Я лежал на голубом кафеле рядом с белоснежной мраморной ванной, полуобернутый половым ковриком, расслабленный и малокровный, то ли похмельный сатир, то ли недобитый Марат.
Вокруг меня сконцентрировалась вязкая ватная тишина. Изредка ее тяжелая вязь сотрясалась падением водяных капель, которые, словно почки весной, набухали на кончике крана. Набухнув как следует, они с чмоканьем отрывались, с тупым безразличием летели вниз и разбивались в блестящую пыль о твердый холодный мрамор.
Острое желание вспомнить, что же все-таки произошло, заставило меня подняться на четвереньки, то есть перейти с уровня насекомого до животного уровня, что было уже неплохо. Чтобы стать человеком, мне нужно было добраться до бара «Гена и Фима», где было все достаточное и необходимое для возобновления и продолжения разумной жизни.
Сходу встать и пойти, держась ровно и прямо, как плоскостопный курсант кремлевской дивизии, я не решался. Но ползти было долго, поэтому я продвигался полупрыжками, как раненый тигр или человек, идущий ради подвига на зияющую амбразуру.

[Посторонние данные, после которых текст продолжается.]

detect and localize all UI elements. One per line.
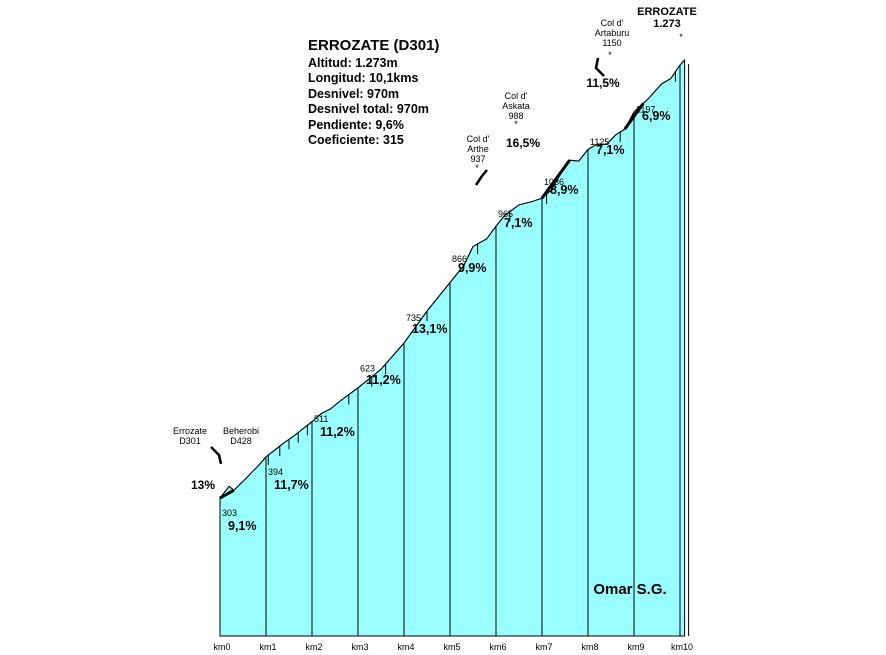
km-tick-label: km6: [489, 642, 506, 652]
pass-label: D301: [179, 436, 201, 446]
segment-start-altitude: 735: [406, 313, 421, 323]
pass-label: Col d': [601, 18, 624, 28]
profile-ticks: [267, 71, 676, 466]
segment-gradient: 7,1%: [504, 216, 533, 230]
pass-label: Askata: [502, 101, 530, 111]
pass-label: 988: [508, 111, 523, 121]
pass-label: 937: [470, 154, 485, 164]
km-tick-label: km1: [259, 642, 276, 652]
asterisk-icon: *: [679, 32, 683, 42]
segment-gradient: 8,9%: [550, 183, 579, 197]
steep-ramp-label: 16,5%: [506, 136, 540, 150]
profile-line: [219, 59, 685, 499]
km-gridlines: [219, 64, 690, 636]
pass-label: Beherobi: [223, 426, 259, 436]
pass-label: Arthe: [467, 144, 489, 154]
segment-gradient: 9,9%: [458, 261, 487, 275]
pass-label: Col d': [505, 91, 528, 101]
pass-label: Artaburu: [595, 28, 630, 38]
info-total-gain: Desnivel total: 970m: [308, 102, 429, 117]
chart-labels: km0 km1 km2 km3 km4 km5 km6 km7 km8 km9 km10 13% 16,…: [173, 6, 697, 652]
steep-ramp-line: [623, 102, 645, 130]
asterisk-icon: *: [514, 119, 518, 129]
steep-ramp-label: 11,5%: [586, 76, 620, 90]
segment-gradient: 11,2%: [320, 425, 355, 439]
segment-gradient: 9,1%: [228, 519, 257, 533]
steep-ramps: [219, 102, 645, 500]
info-elevation-gain: Desnivel: 970m: [308, 86, 400, 101]
km-tick-label: km7: [535, 642, 552, 652]
segment-start-altitude: 866: [452, 254, 467, 264]
asterisk-icon: *: [608, 50, 612, 60]
segment-gradient: 13,1%: [412, 322, 447, 336]
km-tick-label: km5: [443, 642, 460, 652]
km-tick-label: km9: [627, 642, 644, 652]
pass-pointer-icon: [210, 446, 223, 465]
pass-markers: * * * *: [210, 32, 683, 465]
segment-start-altitude: 623: [360, 364, 375, 374]
segment-start-altitude: 1197: [636, 104, 655, 114]
info-altitude: Altitud: 1.273m: [308, 56, 398, 70]
km-tick-label: km2: [305, 642, 322, 652]
segment-start-altitude: 394: [268, 467, 283, 477]
pass-label: Col d': [467, 134, 490, 144]
km-tick-label: km0: [213, 642, 230, 652]
segment-start-altitude: 511: [314, 414, 328, 424]
author-credit: Omar S.G.: [593, 581, 666, 598]
segment-gradient: 11,2%: [366, 373, 401, 387]
km-tick-label: km10: [671, 642, 693, 652]
km-tick-label: km4: [397, 642, 414, 652]
pass-pointer-icon: [594, 57, 605, 77]
segment-start-altitude: 303: [222, 508, 237, 518]
segment-gradient: 11,7%: [274, 478, 309, 492]
steep-ramp-label: 13%: [191, 478, 215, 492]
info-coefficient: Coeficiente: 315: [308, 133, 404, 148]
climb-title: ERROZATE (D301): [308, 37, 440, 54]
steep-ramp-line: [540, 159, 571, 200]
segment-start-altitude: 1125: [590, 137, 609, 147]
steep-ramp-line: [219, 489, 235, 500]
segment-start-altitude: 1036: [544, 177, 564, 187]
segment-gradient: 7,1%: [596, 143, 625, 157]
pass-pointer-icon: [474, 169, 488, 186]
asterisk-icon: *: [475, 163, 479, 173]
climb-info: ERROZATE (D301) Altitud: 1.273m Longitud…: [308, 37, 439, 148]
info-length: Longitud: 10,1kms: [308, 71, 419, 86]
info-gradient: Pendiente: 9,6%: [308, 117, 404, 132]
pass-label: 1150: [602, 38, 621, 48]
pass-label: 1.273: [653, 18, 681, 30]
km-tick-label: km8: [581, 642, 598, 652]
km-tick-label: km3: [351, 642, 368, 652]
pass-label: D428: [230, 436, 252, 446]
pass-label: ERROZATE: [637, 6, 697, 18]
pass-label: Errozate: [173, 426, 207, 436]
segment-gradient: 6,9%: [642, 109, 671, 123]
segment-start-altitude: 965: [498, 209, 513, 219]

Бар оказался невежливым образом взломан, скорее всего, вчера, скорее всего, именно мной. Внутри было ароматно и скользко от пролитых мимо рта вин. Я тяжело привалился к первой нетронутой бочке и крутанул кран на два оборота, предварительно открыв рот. Приблизительно шестьсот граммов, или три стакана сухого из южной Бургундии, восстановили во мне некое подобие интеллекта. Я закрыл глаза и несколько минут беспечно рассматривал радужные пузыри, плавно колыхающиеся на внутренней стороне век. А затем, когда совсем отпустило, начал последовательно вспоминать вчерашний день.